“La tristesse est la scorie de l'égoïsme”

Que personne ne lise ni tristesse ni douleur sur ton visage, lorsque tu répands de par le monde le parfum de ton sacrifice: les enfants de Dieu doivent toujours être des semeurs de paix et de joie. (Sillon, 59)

Et pourquoi les enfants de Dieu seraient-ils tristes ? La tristesse est la scorie de l'égoïsme ; si nous voulons vivre pour le Seigneur, la joie ne nous manquera pas, tout conscients que nous soyons de nos erreurs et de nos misères. La joie envahit notre vie de prière, jusqu'à ce que nous n'ayons pas d'autre solution que de nous mettre à chanter : parce que nous aimons et que chanter est le propre des amoureux.
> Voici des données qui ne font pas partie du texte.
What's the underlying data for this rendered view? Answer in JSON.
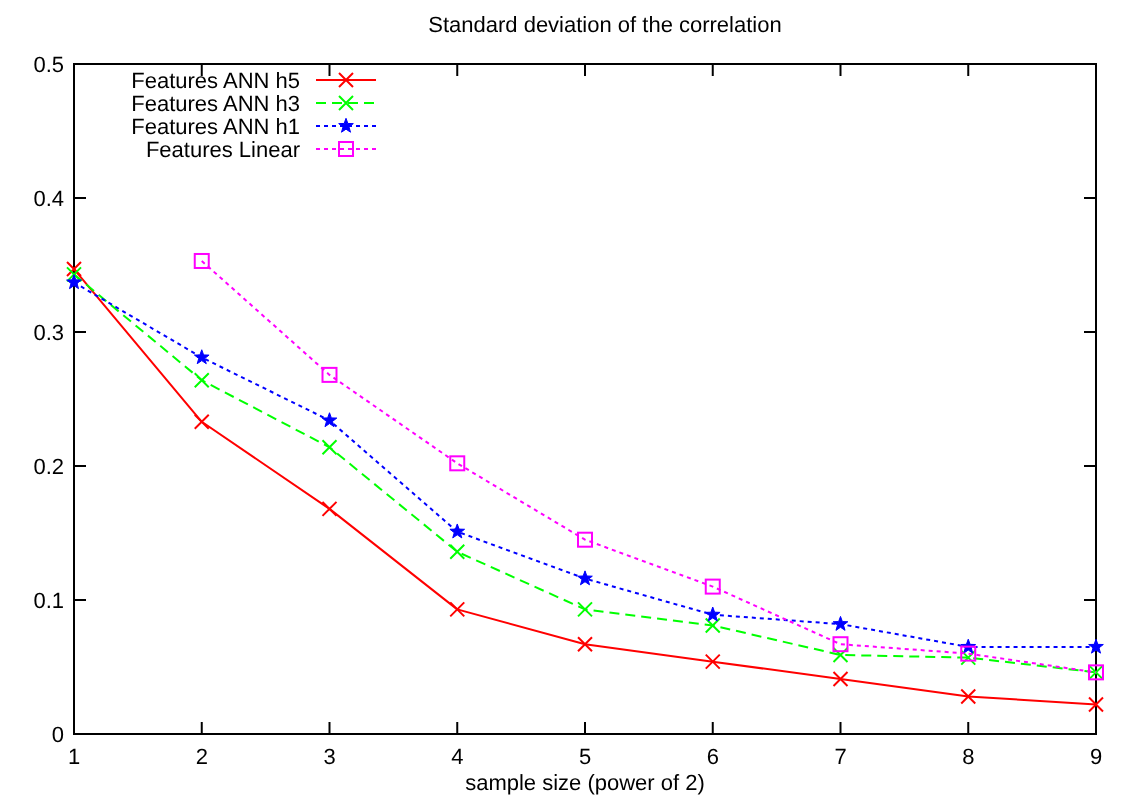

Si nous vivons de la sorte, nous réaliserons une œuvre de paix dans le monde; nous saurons rendre aimable aux autres le service du Seigneur, parce que Dieu aime celui qui donne avec joie'. Le chrétien est un homme parmi d'autres dans la société; mais la joie de celui qui se propose d'accomplir, avec l'aide constante de la grâce, la Volonté du Père débordera de son cœur. Et il ne se sent ni victime, ni diminué, ni limité. Il marche la tête haute, parce qu'il est homme et parce qu'il est fils de Dieu.

Notre foi donne tout leur relief à ces vertus que personne ne devrait oublier de cultiver. Nul ne peut dépasser le chrétien en humanité. C'est pourquoi celui qui suit le Christ est capable — non pas par mérite personnel, mais par grâce du Seigneur — de communiquer à ceux qui l'entourent ce qu'ils pressentent parfois, mais ne parviennent pas à comprendre: à savoir que le bonheur véritable, le service réel du prochain ne passe que par le Cœur de Notre Rédempteur, perfectus Deus, perfectus homo. (Amis de Dieu, n° 92-93)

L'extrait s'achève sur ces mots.